Ireland’s only national listening line for older people is helping some lonely and isolated people to live independent lives at home for longer.
Third Age’s Senior Help Line has changed its name to SeniorLine because it wants older people to know they do not have to have a problem to call them.
“We can contribute to keeping older people at home and engaged in their community if it is a viable option for them,” said Ann Dempsey, communications manager with Third Age.
Established almost 20 years ago, SeniorLine, a confidential service, receives nearly 1,000 calls every month from older people.
Ms Dempsey said they have taken the word “help” out of the service’s name to make it more accessible to older people, even those who just want a chat.
Minister of state for mental health and older people, Jim Daly, who launched SeniorLine, said providing a friendly listening service allows older people feel connected to others.
“What is so appealing about this service is that it is older people listening to older people, which I know is an aspect that is valued by those who use it,” he said. “It gives older people the facility to connect with others to talk through problems in confidence with trained volunteers and feel supported.”
The launch of the listening service is the culmination of a three-year development programme during which 170 volunteers were recruited and trained to deal with callers. An audit indicated that a lot of people are phoning the service for company and conversation.
SeniorLine receives core funding from the HSE and support from Atlantic Philanthropies, founded by US entrepreneur Chuck Feeney.
It is open every day of the year from 10am-10pm, and some people call it two or three times a day. People do phone the service with specific problems but, for many, it is for company and conversation. Some callers call just to be able to say goodnight to someone.
Eamon O’Shea, director of the Irish Centre for Social Gerontology at NUI Galway, said he wants to have a voice and be empowered to make decisions when he gets older.
“Personal development does not stop at a certain age,” said Prof O’Shea. “You are still relevant; you still have a meaning for someone.”

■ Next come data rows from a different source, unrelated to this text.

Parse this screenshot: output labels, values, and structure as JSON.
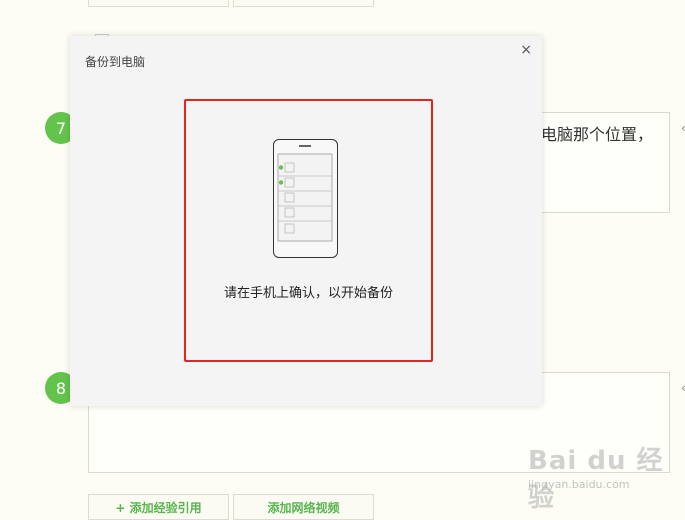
{
  "page": {
    "step7_number": "7",
    "step8_number": "8",
    "step7_visible_text": "电脑那个位置，",
    "add_reference_label": "+ 添加经验引用",
    "add_video_label": "添加网络视频",
    "edge_mark": "‹"
  },
  "dialog": {
    "title": "备份到电脑",
    "close_glyph": "×",
    "prompt": "请在手机上确认，以开始备份"
  },
  "watermark": {
    "main": "Bai du 经验",
    "sub": "jingyan.baidu.com"
  },
  "colors": {
    "accent_green": "#62c44b",
    "highlight_red": "#e5261e",
    "dialog_bg": "#f4f4f4",
    "page_bg": "#fdfdf5"
  }
}
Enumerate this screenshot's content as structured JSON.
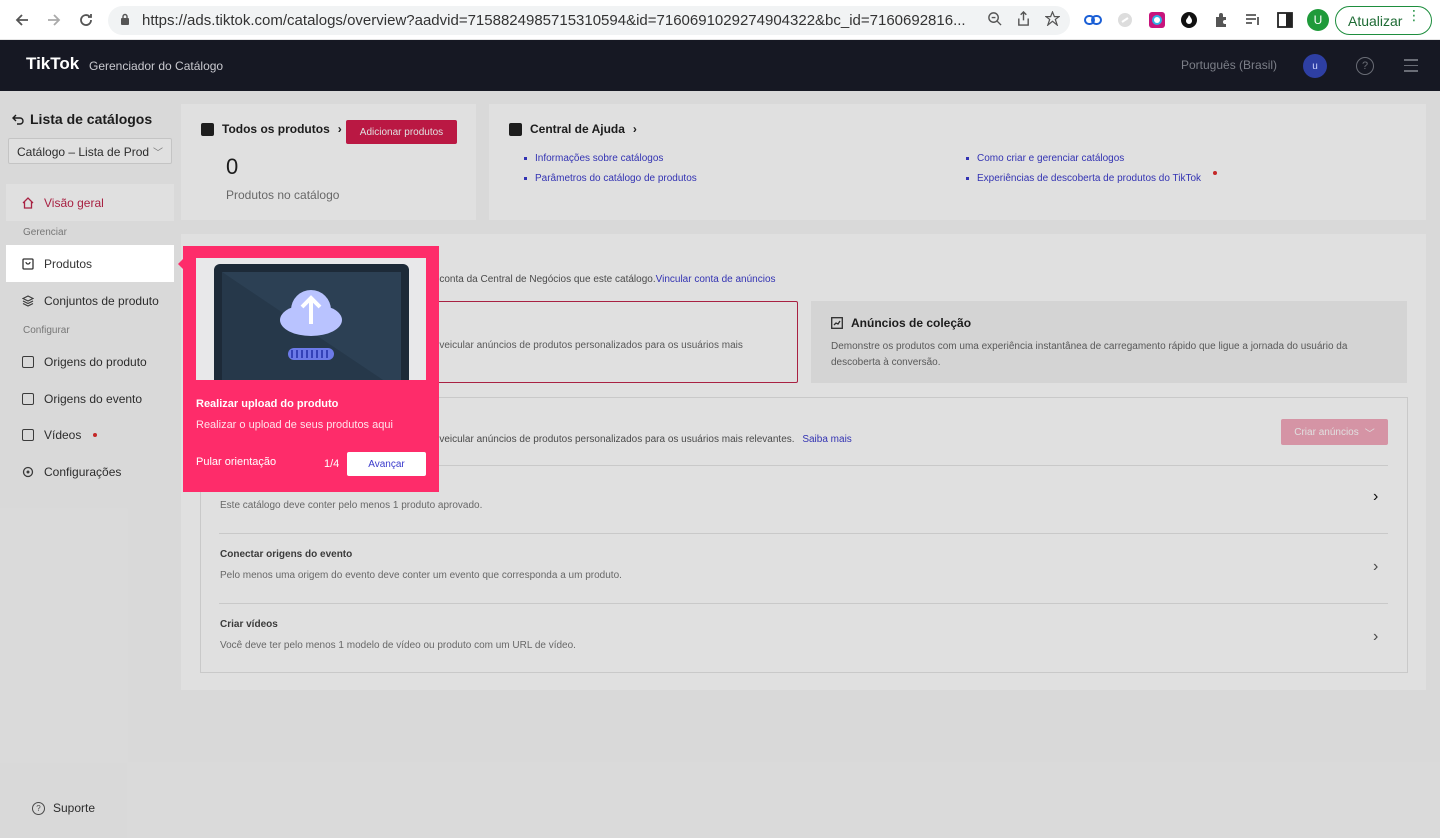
{
  "browser": {
    "url": "https://ads.tiktok.com/catalogs/overview?aadvid=7158824985715310594&id=7160691029274904322&bc_id=7160692816...",
    "update_label": "Atualizar",
    "profile_initial": "U"
  },
  "header": {
    "logo": "TikTok",
    "subtitle": "Gerenciador do Catálogo",
    "language": "Português (Brasil)",
    "avatar_initial": "u"
  },
  "sidebar": {
    "back_title": "Lista de catálogos",
    "catalog_select": "Catálogo – Lista de Prod",
    "overview": "Visão geral",
    "section_manage": "Gerenciar",
    "products": "Produtos",
    "product_sets": "Conjuntos de produto",
    "section_config": "Configurar",
    "product_sources": "Origens do produto",
    "event_sources": "Origens do evento",
    "videos": "Vídeos",
    "settings": "Configurações",
    "support": "Suporte"
  },
  "products_card": {
    "title": "Todos os produtos",
    "add_button": "Adicionar produtos",
    "count": "0",
    "caption": "Produtos no catálogo"
  },
  "help_card": {
    "title": "Central de Ajuda",
    "links": [
      "Informações sobre catálogos",
      "Parâmetros do catálogo de produtos",
      "Como criar e gerenciar catálogos",
      "Experiências de descoberta de produtos do TikTok"
    ]
  },
  "ads_section": {
    "link_text_fragment": "a conta da Central de Negócios que este catálogo.",
    "link": "Vincular conta de anúncios",
    "card1_desc": "o veicular anúncios de produtos personalizados para os usuários mais",
    "card2_title": "Anúncios de coleção",
    "card2_desc": "Demonstre os produtos com uma experiência instantânea de carregamento rápido que ligue a jornada do usuário da descoberta à conversão.",
    "steps_intro": "o veicular anúncios de produtos personalizados para os usuários mais relevantes.",
    "learn_more": "Saiba mais",
    "create_ads": "Criar anúncios",
    "steps": [
      {
        "title": "",
        "desc": "Este catálogo deve conter pelo menos 1 produto aprovado."
      },
      {
        "title": "Conectar origens do evento",
        "desc": "Pelo menos uma origem do evento deve conter um evento que corresponda a um produto."
      },
      {
        "title": "Criar vídeos",
        "desc": "Você deve ter pelo menos 1 modelo de vídeo ou produto com um URL de vídeo."
      }
    ]
  },
  "tour": {
    "title": "Realizar upload do produto",
    "description": "Realizar o upload de seus produtos aqui",
    "skip": "Pular orientação",
    "counter": "1/4",
    "next": "Avançar"
  }
}
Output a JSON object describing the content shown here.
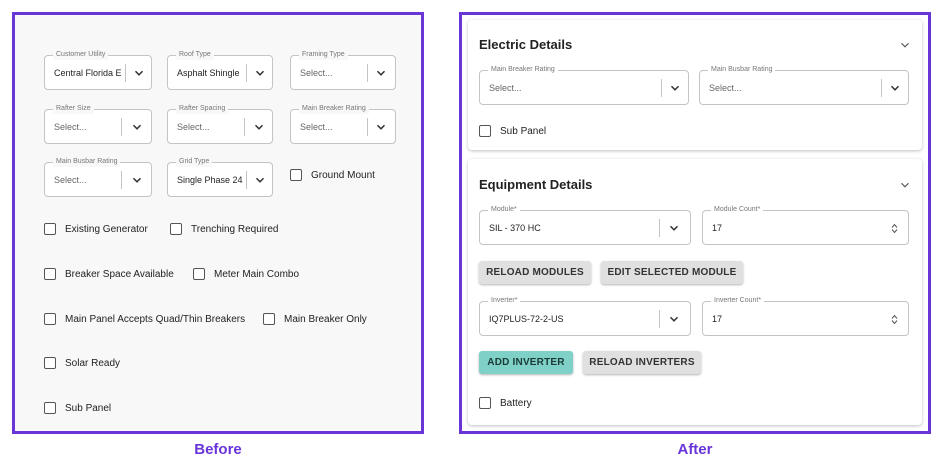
{
  "captions": {
    "before": "Before",
    "after": "After"
  },
  "before": {
    "selects": [
      {
        "label": "Customer Utility",
        "value": "Central Florida E..",
        "placeholder": false
      },
      {
        "label": "Roof Type",
        "value": "Asphalt Shingle",
        "placeholder": false
      },
      {
        "label": "Framing Type",
        "value": "Select...",
        "placeholder": true
      },
      {
        "label": "Rafter Size",
        "value": "Select...",
        "placeholder": true
      },
      {
        "label": "Rafter Spacing",
        "value": "Select...",
        "placeholder": true
      },
      {
        "label": "Main Breaker Rating",
        "value": "Select...",
        "placeholder": true
      },
      {
        "label": "Main Busbar Rating",
        "value": "Select...",
        "placeholder": true
      },
      {
        "label": "Grid Type",
        "value": "Single Phase 24..",
        "placeholder": false
      }
    ],
    "checkboxes": [
      "Ground Mount",
      "Existing Generator",
      "Trenching Required",
      "Breaker Space Available",
      "Meter Main Combo",
      "Main Panel Accepts Quad/Thin Breakers",
      "Main Breaker Only",
      "Solar Ready",
      "Sub Panel"
    ]
  },
  "after": {
    "electric": {
      "title": "Electric Details",
      "main_breaker": {
        "label": "Main Breaker Rating",
        "value": "Select..."
      },
      "main_busbar": {
        "label": "Main Busbar Rating",
        "value": "Select..."
      },
      "sub_panel": "Sub Panel"
    },
    "equipment": {
      "title": "Equipment Details",
      "module": {
        "label": "Module*",
        "value": "SIL - 370 HC"
      },
      "module_count": {
        "label": "Module Count*",
        "value": "17"
      },
      "reload_modules": "RELOAD MODULES",
      "edit_module": "EDIT SELECTED MODULE",
      "inverter": {
        "label": "Inverter*",
        "value": "IQ7PLUS-72-2-US"
      },
      "inverter_count": {
        "label": "Inverter Count*",
        "value": "17"
      },
      "add_inverter": "ADD INVERTER",
      "reload_inverters": "RELOAD INVERTERS",
      "battery": "Battery"
    }
  },
  "colors": {
    "frame": "#6a35d8",
    "primary_button": "#7fd1c8",
    "secondary_button": "#e0e0e0"
  }
}
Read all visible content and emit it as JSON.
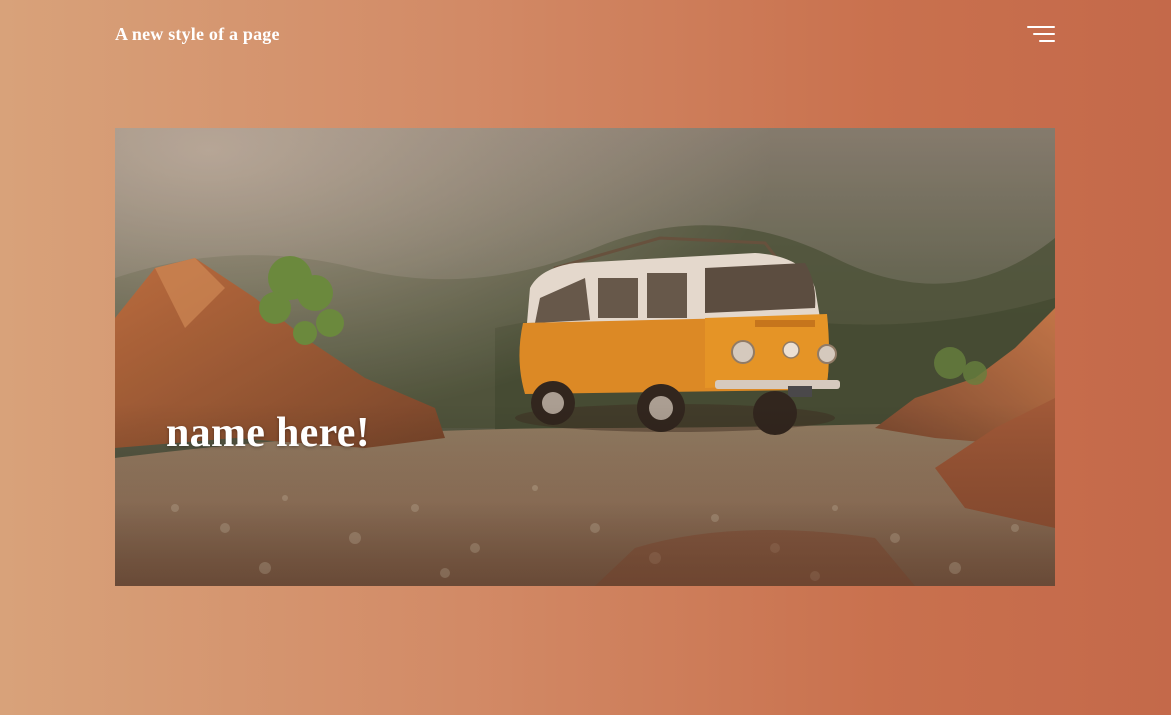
{
  "header": {
    "site_title": "A new style of a page",
    "menu_icon": "hamburger-menu-icon"
  },
  "hero": {
    "heading": "name here!",
    "image_subject": "orange camper van parked on rocky gravel ground in front of a misty forested hillside"
  },
  "colors": {
    "background_left": "#d8a27a",
    "background_right": "#c4694a",
    "text": "#ffffff",
    "van_body": "#e08a1e"
  }
}
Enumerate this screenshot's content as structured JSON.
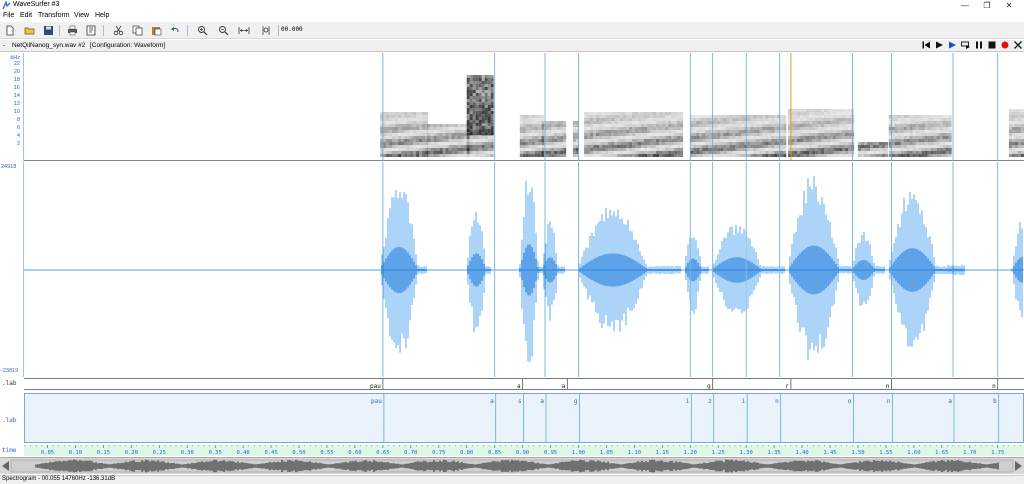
{
  "window": {
    "title": "WaveSurfer #3",
    "minimize_glyph": "—",
    "maximize_glyph": "❐",
    "close_glyph": "✕"
  },
  "menu": [
    "File",
    "Edit",
    "Transform",
    "View",
    "Help"
  ],
  "toolbar": {
    "icons": [
      "new-file-icon",
      "open-folder-icon",
      "save-icon",
      "print-icon",
      "properties-icon",
      "cut-icon",
      "copy-icon",
      "paste-icon",
      "undo-icon",
      "zoom-in-icon",
      "zoom-out-icon",
      "zoom-fit-icon",
      "zoom-selection-icon"
    ],
    "time": "00.000"
  },
  "sound": {
    "collapse_glyph": "-",
    "file": "NetQilNanog_syn.wav #2",
    "config": "[Configuration: Waveform]"
  },
  "playback": {
    "icons": [
      "skip-start-icon",
      "play-icon",
      "play-selection-icon",
      "loop-icon",
      "pause-icon",
      "stop-icon",
      "record-icon",
      "close-icon"
    ]
  },
  "spectrogram": {
    "unit": "kHz",
    "ticks": [
      "22",
      "20",
      "18",
      "16",
      "14",
      "12",
      "10",
      "8",
      "6",
      "4",
      "2"
    ]
  },
  "waveform": {
    "max_label": "24918",
    "min_label": "-23819",
    "color": "#1a7be0",
    "light_color": "#5aa8f0"
  },
  "label_tier1": {
    "name": ".lab",
    "labels": [
      {
        "t": 0.65,
        "text": "pau"
      },
      {
        "t": 0.9,
        "text": "a"
      },
      {
        "t": 0.98,
        "text": "a"
      },
      {
        "t": 1.24,
        "text": "g"
      },
      {
        "t": 1.38,
        "text": "r"
      },
      {
        "t": 1.56,
        "text": "n"
      },
      {
        "t": 1.75,
        "text": "n"
      }
    ]
  },
  "label_tier2": {
    "name": ".lab",
    "labels": [
      {
        "t": 0.65,
        "text": "pau"
      },
      {
        "t": 0.85,
        "text": "a"
      },
      {
        "t": 0.9,
        "text": "s"
      },
      {
        "t": 0.94,
        "text": "a"
      },
      {
        "t": 1.0,
        "text": "g"
      },
      {
        "t": 1.2,
        "text": "i"
      },
      {
        "t": 1.24,
        "text": "z"
      },
      {
        "t": 1.3,
        "text": "i"
      },
      {
        "t": 1.36,
        "text": "n"
      },
      {
        "t": 1.49,
        "text": "o"
      },
      {
        "t": 1.56,
        "text": "n"
      },
      {
        "t": 1.67,
        "text": "a"
      },
      {
        "t": 1.75,
        "text": "b"
      }
    ]
  },
  "time_axis": {
    "name": "time",
    "ticks": [
      "0.05",
      "0.10",
      "0.15",
      "0.20",
      "0.25",
      "0.30",
      "0.35",
      "0.40",
      "0.45",
      "0.50",
      "0.55",
      "0.60",
      "0.65",
      "0.70",
      "0.75",
      "0.80",
      "0.85",
      "0.90",
      "0.95",
      "1.00",
      "1.05",
      "1.10",
      "1.15",
      "1.20",
      "1.25",
      "1.30",
      "1.35",
      "1.40",
      "1.45",
      "1.50",
      "1.55",
      "1.60",
      "1.65",
      "1.70",
      "1.75"
    ]
  },
  "boundaries": [
    0.65,
    0.85,
    0.94,
    1.0,
    1.2,
    1.24,
    1.3,
    1.36,
    1.49,
    1.56,
    1.67,
    1.75
  ],
  "cursor_time": 1.38,
  "status": "Spectrogram - 00.055 14760Hz -136.31dB"
}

When Prof O’Shea evaluated SeniorLine 10 years ago, he found it was making a significant contribution to the health and wellbeing of older people at a relatively low cost. He recommended it become a branded national service and be part of a holistic model of healthy ageing for older people.
Ms Dempsey said they get a lot of callers from rural Ireland where there is no bus service and people spend many lonely hours without hearing another voice.
“They are the people who call us very frequently; they are very important to us, and we give them a lot of time,” she said. “We also have many regular callers — people who call us every day or several times a day.
“We do hear from people whose quality of life is quite poor. We never tell people what to do — we discuss whether it is better to keep worrying about something or do something about it. I remember speaking to someone on St Stephen’s Day two years ago. That person had not talked to anyone over Christmas.”
The freephone number is 1800 804591, but the low-call number, 1850 440444, is still available. A landline call will not cost more than 30c.